初次看到“七年之痒”这个词,我们大概会以为这是一个汉语中固有的成语。其实,这个词来完全出自一部1955年的美国电影《七年之痒》。
电影向我们娓娓道来了一个结婚七年的闷骚中年男在妻子外出度假的时候所面临的种种心理诱惑。
令人费解的是,这部由比利·怀德(Billy Wilder)大导演执导,玛丽莲·梦露和汤姆·伊威尔主演的电影,豆瓣评分只有7.5,而在美国评分网站IMDb上的评分也只有7.1。
但在我看来,这部用喜剧手法探讨着男人对婚姻与爱情、道德与欲望的电影,既有商业喜剧片的成熟幽默,又有艺术电影的价值内核,完全能够跻身佳片影单。
电影《七年之痒》谈的正是婚姻当中的“性”。
人类果然是有文化基因的动物,无论是野蛮落后的千年之前,还是技术发达的现代社会,“性”总是占据着人类文化中最敏感也最有趣的一个地位。
影片的开头就煞有介事:一幅印第安原始社会中男人们在夏天把妻子送到小岛度假后,马上就开始对其他女性产生兴趣;镜头一转切入现代社会,拥挤的火车站里男人们正纷纷跟外出度假的妻子告别,百般叮嘱后,转身便对路过的貌美女郎心旌摇荡。
这一古一今的对照,真是毫不厚道地取笑了男人们心中那从未安分过的“性”。
影片一开始便设计了一个十分有趣的情景:中年男人理查德·沙尔曼(汤姆·伊威尔饰演)的妻子外出度假,此时楼上正好住进了一个年轻貌美妩媚妖娆的单身女性(玛丽莲·梦露饰演),按照传统俗套,这个男人即将面临出轨。
然而影片走的却不是那般俗艳猎奇的路线,而是让这个男人极力地抗拒着内心“性”的作祟,最后一身清白地返回了妻子的怀抱。
也许这种结尾会让那些正在饱受婚姻生活摧残的男人们扼腕叹息,但影片同情了每个已婚男士情感生活中的自由渴望,并为每个正在处在出轨边缘的男人提供了一个审视自我的情景。
沙尔曼的内心挣扎和最后的回归家庭并不是虚假老套的,他向我们展现的是每个人欲望,以及对于这些欲望我们所能够保持的诚实。
这部影片的价值还体现在它对现代社会流行文化的揶揄和展现上。

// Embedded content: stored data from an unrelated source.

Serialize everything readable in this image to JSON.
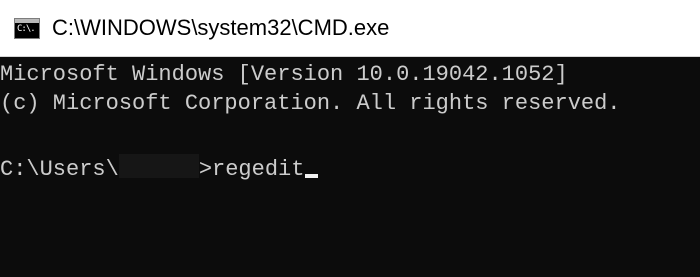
{
  "window": {
    "title": "C:\\WINDOWS\\system32\\CMD.exe",
    "icon": "cmd-app-icon",
    "icon_glyph": "C:\\."
  },
  "console": {
    "line1": "Microsoft Windows [Version 10.0.19042.1052]",
    "line2": "(c) Microsoft Corporation. All rights reserved.",
    "prompt_prefix": "C:\\Users\\",
    "prompt_suffix": ">",
    "command": "regedit"
  },
  "colors": {
    "titlebar_bg": "#ffffff",
    "console_bg": "#0c0c0c",
    "console_text": "#cccccc",
    "cursor": "#f2f2f2"
  }
}
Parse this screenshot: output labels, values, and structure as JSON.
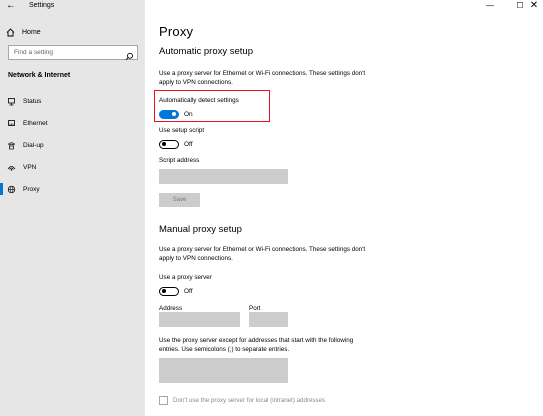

如果提到这些场景:夏日空调、冰箱、薯片、冰镇汽水、度假生活、商业广告、模特摄影、畅销书营销等等你一定以为这是21世纪的标志,然而在半个世纪以前比利·怀德就对这种新兴的生产生活方式进行了细致的展现。
上世纪五六十年代开始出现的波普艺术正是流行文化中的一种代表。
剧中男主等待梦露下楼赴约时准备在房间里增加点音乐,他在一堆德彪西、拉威尔、斯特拉文斯基等等的古典唱片中挑中了拉赫玛尼诺夫的第二钢琴协奏曲,以为这首华丽浪漫又激情澎湃的曲子可以给眼前这位女人带来心灵的震颤和爱情的冲动,然而她莫名地“震颤”了一下后却表示,还是想听点艾迪·费舍(美国50年代流行音乐巨星)的带歌词的音乐。
导演比利·怀德无疑是拉赫玛尼诺夫的铁粉,整个影片从头到尾几乎都以“拉二”作为背景音乐,既烘托了男主的浪漫幻想,又带着一种戏剧性的反讽效果。
然而即使这样,比利·怀德还是客观地展现了50年代后期美国工业社会里那股流行文化、消费文化的风靡之势,这或许也是这部电影对文化发展史的一种再现价值。